Consequently, this shift in homeowner behavior has reduced the volume of home sales. This is corroborated by a recent study, revealing that approximately 27% of homeowners would be motivated to sell if rates descend to 5% or lower.
Furthermore, nearly half of the homeowners surveyed would consider listing their properties if rates were to plunge to 4%.
Despite these evolving dynamics, home prices have seen only a nominal drop.
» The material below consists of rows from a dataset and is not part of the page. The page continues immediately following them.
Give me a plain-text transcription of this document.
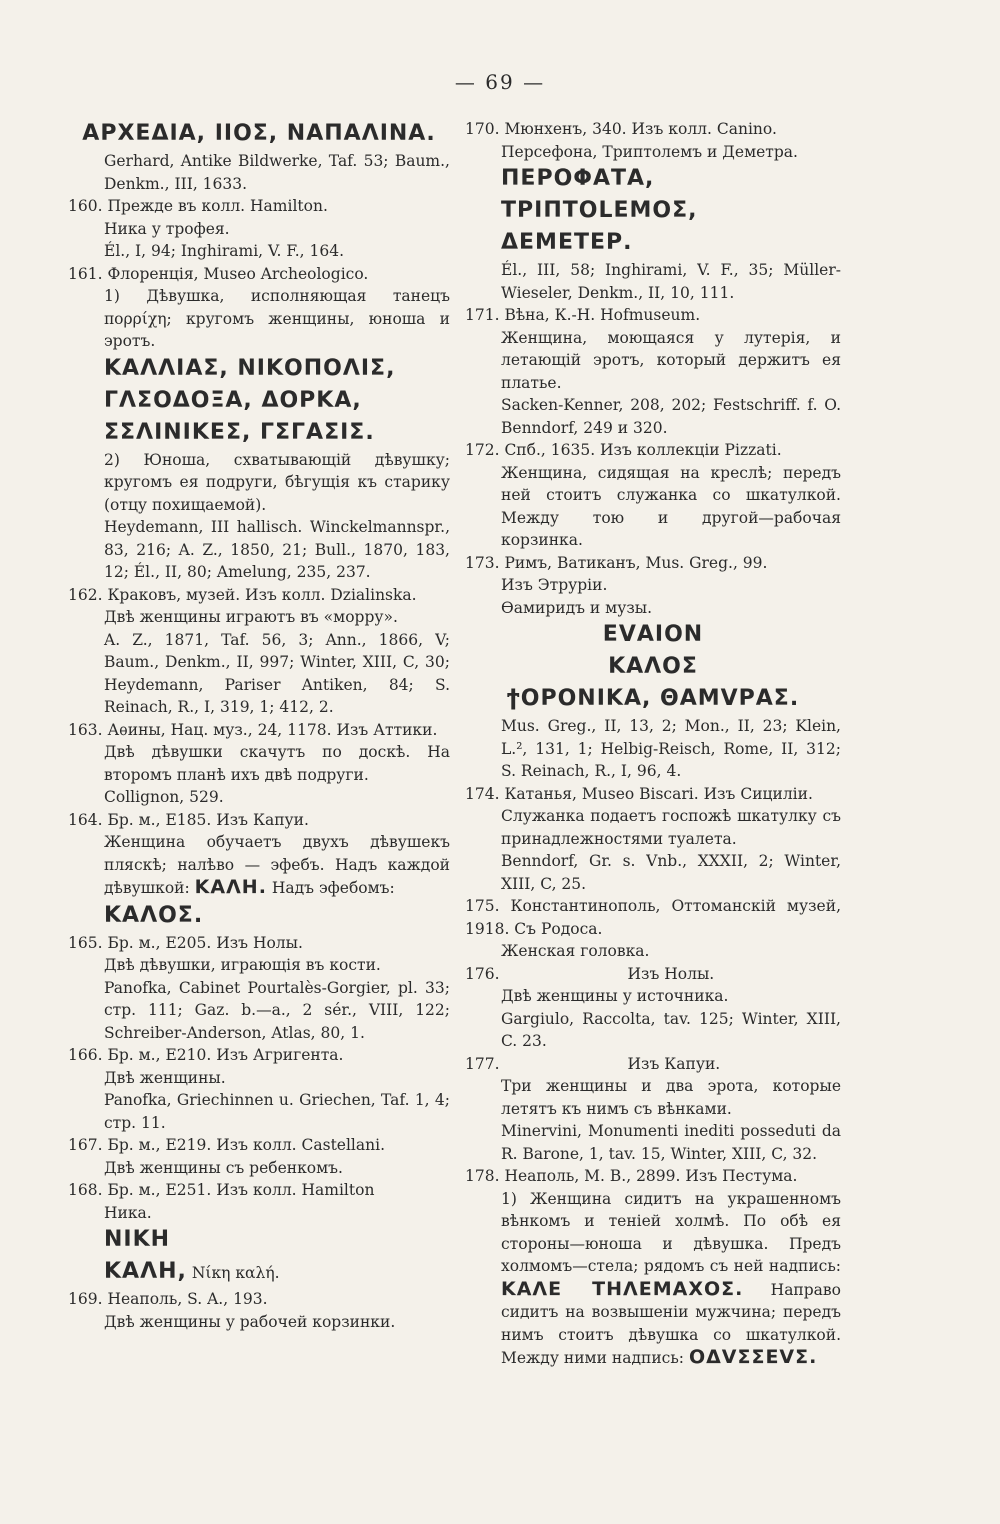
— 69 —

ΑΡΧΕΔΙΑ, ΙΙΟΣ, ΝΑΠΑΛΙΝΑ.

Gerhard, Antike Bildwerke, Taf. 53; Baum., Denkm., III, 1633.

160. Прежде въ колл. Hamilton.

Ника у трофея.

Él., I, 94; Inghirami, V. F., 164.

161. Флоренція, Museo Archeologico.

1) Дѣвушка, исполняющая танецъ πορρίχη; кругомъ женщины, юноша и эротъ.

ΚΑΛΛΙΑΣ, ΝΙΚΟΠΟΛΙΣ,

ΓΛΣΟΔΟΞΑ, ΔΟΡΚΑ,

ΣΣΛΙΝΙΚΕΣ, ΓΣΓΑΣΙΣ.

2) Юноша, схватывающій дѣвушку; кругомъ ея подруги, бѣгущія къ старику (отцу похищаемой).

Heydemann, III hallisch. Winckelmannspr., 83, 216; A. Z., 1850, 21; Bull., 1870, 183, 12; Él., II, 80; Amelung, 235, 237.

162. Краковъ, музей. Изъ колл. Dzialinska.

Двѣ женщины играютъ въ «морру».

A. Z., 1871, Taf. 56, 3; Ann., 1866, V; Baum., Denkm., II, 997; Winter, XIII, C, 30; Heydemann, Pariser Antiken, 84; S. Reinach, R., I, 319, 1; 412, 2.

163. Аѳины, Нац. муз., 24, 1178. Изъ Аттики.

Двѣ дѣвушки скачутъ по доскѣ. На второмъ планѣ ихъ двѣ подруги.

Collignon, 529.

164. Бр. м., E185. Изъ Капуи.

Женщина обучаетъ двухъ дѣвушекъ пляскѣ; налѣво — эфебъ. Надъ каждой дѣвушкой: ΚΑΛΗ. Надъ эфебомъ:

ΚΑΛΟΣ.

165. Бр. м., E205. Изъ Нолы.

Двѣ дѣвушки, играющія въ кости.

Panofka, Cabinet Pourtalès-Gorgier, pl. 33; стр. 111; Gaz. b.—a., 2 sér., VIII, 122; Schreiber-Anderson, Atlas, 80, 1.

166. Бр. м., E210. Изъ Агригента.

Двѣ женщины.

Panofka, Griechinnen u. Griechen, Taf. 1, 4; стр. 11.

167. Бр. м., E219. Изъ колл. Castellani.

Двѣ женщины съ ребенкомъ.

168. Бр. м., E251. Изъ колл. Hamilton

Ника.

ΝΙΚΗ

ΚΑΛΗ, Νίκη καλή.

169. Неаполь, S. A., 193.

Двѣ женщины у рабочей корзинки.

170. Мюнхенъ, 340. Изъ колл. Canino.

Персефона, Триптолемъ и Деметра.

ΠΕΡΟΦΑΤΑ, ΤΡΙΠΤΟLΕΜΟΣ,

ΔΕΜΕΤΕΡ.

Él., III, 58; Inghirami, V. F., 35; Müller-Wieseler, Denkm., II, 10, 111.

171. Вѣна, К.-Н. Hofmuseum.

Женщина, моющаяся у лутерія, и летающій эротъ, который держитъ ея платье.

Sacken-Kenner, 208, 202; Festschriff. f. O. Benndorf, 249 и 320.

172. Спб., 1635. Изъ коллекціи Pizzati.

Женщина, сидящая на креслѣ; передъ ней стоитъ служанка со шкатулкой. Между тою и другой—рабочая корзинка.

173. Римъ, Ватиканъ, Mus. Greg., 99.

Изъ Этруріи.

Ѳамиридъ и музы.

ΕVΑΙΟΝ

ΚΑΛΟΣ

ϯΟΡΟΝΙΚΑ, ΘΑΜVΡΑΣ.

Mus. Greg., II, 13, 2; Mon., II, 23; Klein, L.², 131, 1; Helbig-Reisch, Rome, II, 312; S. Reinach, R., I, 96, 4.

174. Катанья, Museo Biscari. Изъ Сициліи.

Служанка подаетъ госпожѣ шкатулку съ принадлежностями туалета.

Benndorf, Gr. s. Vnb., XXXII, 2; Winter, XIII, C, 25.

175. Константинополь, Оттоманскій музей, 1918. Съ Родоса.

Женская головка.

176.	Изъ Нолы.

Двѣ женщины у источника.

Gargiulo, Raccolta, tav. 125; Winter, XIII, C. 23.

177.	Изъ Капуи.

Три женщины и два эрота, которые летятъ къ нимъ съ вѣнками.

Minervini, Monumenti inediti posseduti da R. Barone, 1, tav. 15, Winter, XIII, C, 32.

178. Неаполь, М. В., 2899. Изъ Пестума.

1) Женщина сидитъ на украшенномъ вѣнкомъ и тенiей холмѣ. По обѣ ея стороны—юноша и дѣвушка. Предъ холмомъ—стела; рядомъ съ ней надпись: ΚΑΛΕ ΤΗΛΕΜΑΧΟΣ. Направо сидитъ на возвышеніи мужчина; передъ нимъ стоитъ дѣвушка со шкатулкой. Между ними надпись: ΟΔVΣΣΕVΣ.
The manager of the S&P Case Shiller Index predicted a peak-to-trough decline of around 5%, leaving 2% yet to be recuperated.
This forecast is supported by Goldman Sachs, who foresee a 2.2% dip in 2023 and do not anticipate any substantial recovery until interest rates start their downward journey.
In contrast, Fannie Mae, the mortgage giant, revised their outlook last week, projecting a 1.2% deflation in national home prices in 2023, which is predicted to be followed by an extra 2.2% contraction in 2024.
However, Zillow challenges this prediction, suggesting that 2023 will wrap up with home prices 5% greater than their starting point.
This projection was revised upwards from their original forecast of a 3.9% increment, thanks to the rapid pace of sales — a staggering 15% decrease in pending home sales implies a faster rate of purchase than listing.
- Limited Inventory: The enticingly low interest rates have convinced many homeowners to retain their properties unless selling becomes indispensable.
- Construction Lag: Challenges like regulatory hurdles, disrupted supply chains, and heightened costs are stifling builders from catching up with the soaring demand.
- New Buyer Demographics: Millennials, representing 43% of the housing market, are influencing the market with their specific preferences – affordability, roomier homes, opportunities for DIY renovations, and cost-effective locations, according to BankRate.
- Banks’ Conservative Lending: If financial institutions decide to relax their lending standards, a surge of buyers could push home values even higher.
- Scarcity of Foreclosures: Presently, foreclosure is usually an option only when a homeowner’s debt surpasses the home’s value, which is currently not a widespread issue.